Prioritas program yang diharapkan pengembangan kelapa sawit, perluasan persawahan, pemb. Infrastruktur wilayah, peningkatan akses pelayanan dasar (pendidikan, kesehatan, perumahan, listrik (tenaga surya) dan air bersih), pengembangan kota baru, pembangunan PLB dan PPLB, Pembangunan jembatan antara nunukan dan pulau Kalimantan (3,8 Km), pemberdayaan masyarakat perbatasan melalui permodalan usaha dan pelatihan.

Begitu juga di Kabupaten Kutai Barat, permasalahan di wilayah perbatasan Kabupaten Kutai Barat antara lain rendahnya tingkat ekonomi, terbatasnya sarana dan prasarana dasar, daya saing produk lokal yang rendah, terbatasnya pendidikan, kesehatan ,listrik, air bersih, kemungkinan disintegrasi dan pencurian sumberdaya alam, bergesernya batas wilayah, rendahnya tingkat pendapatan.

Prioritas Program Pembangunan Wilayah Perbatasan Kabupaten Kutai Barat di utamakan pada sektor kehutanan, tambang (emas, uranium, Batu Bara, Batu Permata) pariwisata, dan pertanian, pengembangan komoditi karet, coklat dan sawit. Diharapkan ditindaklanjuti dengan implementasi program sektor-sektor terkait.
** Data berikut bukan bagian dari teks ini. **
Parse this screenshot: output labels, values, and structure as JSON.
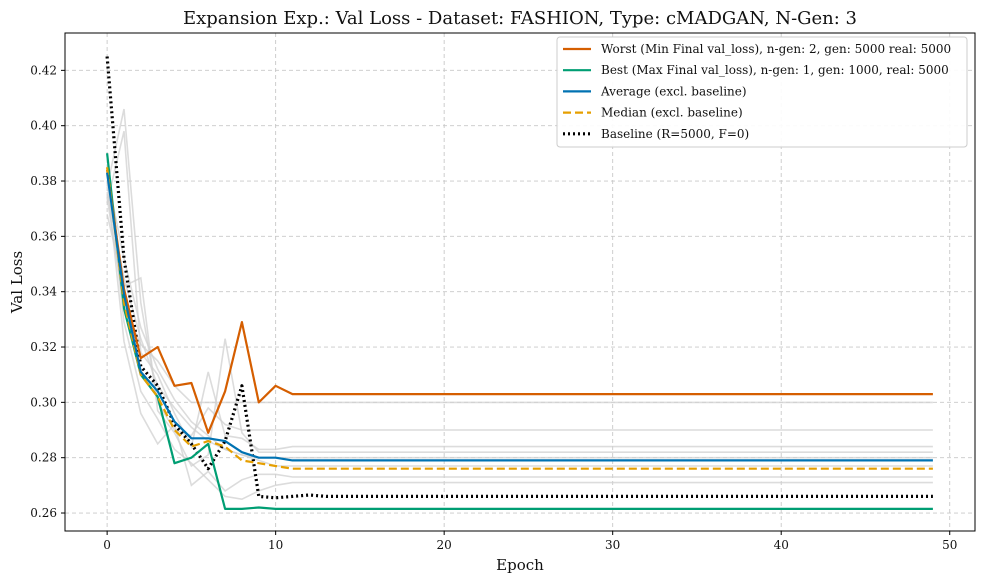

Begitulah polanya, rakor dan seminar dilakukan, dan kebijakan baru dilontarkan tetapi semua hasil-hasil rakor/seminar yang bagus itu tidak bisa di wujudkan dalam program pelaksanannya secara nyata, konkrit dan fokus. Jadi semua yang dilakukan itu kelihatnnya tepat, pas tetapi tiba di pelaksanaannya jadi kabur, menjadi tidak fokus. Sehingga masyarakat di wilayah perbatasan, jadi apatis, mereka sering bilang semua petinggi negeri ini sudah pernah ke wilayah mereka, mulai dari pejabat di tingkat kabupaten, provinsi, dan nasional, bahkan bapak presiden tetapi hasilnya tidak juga bisa secara konkret. Masalah wilayah perbatasan, masih yang itu-itu juga, ga ada bedanya.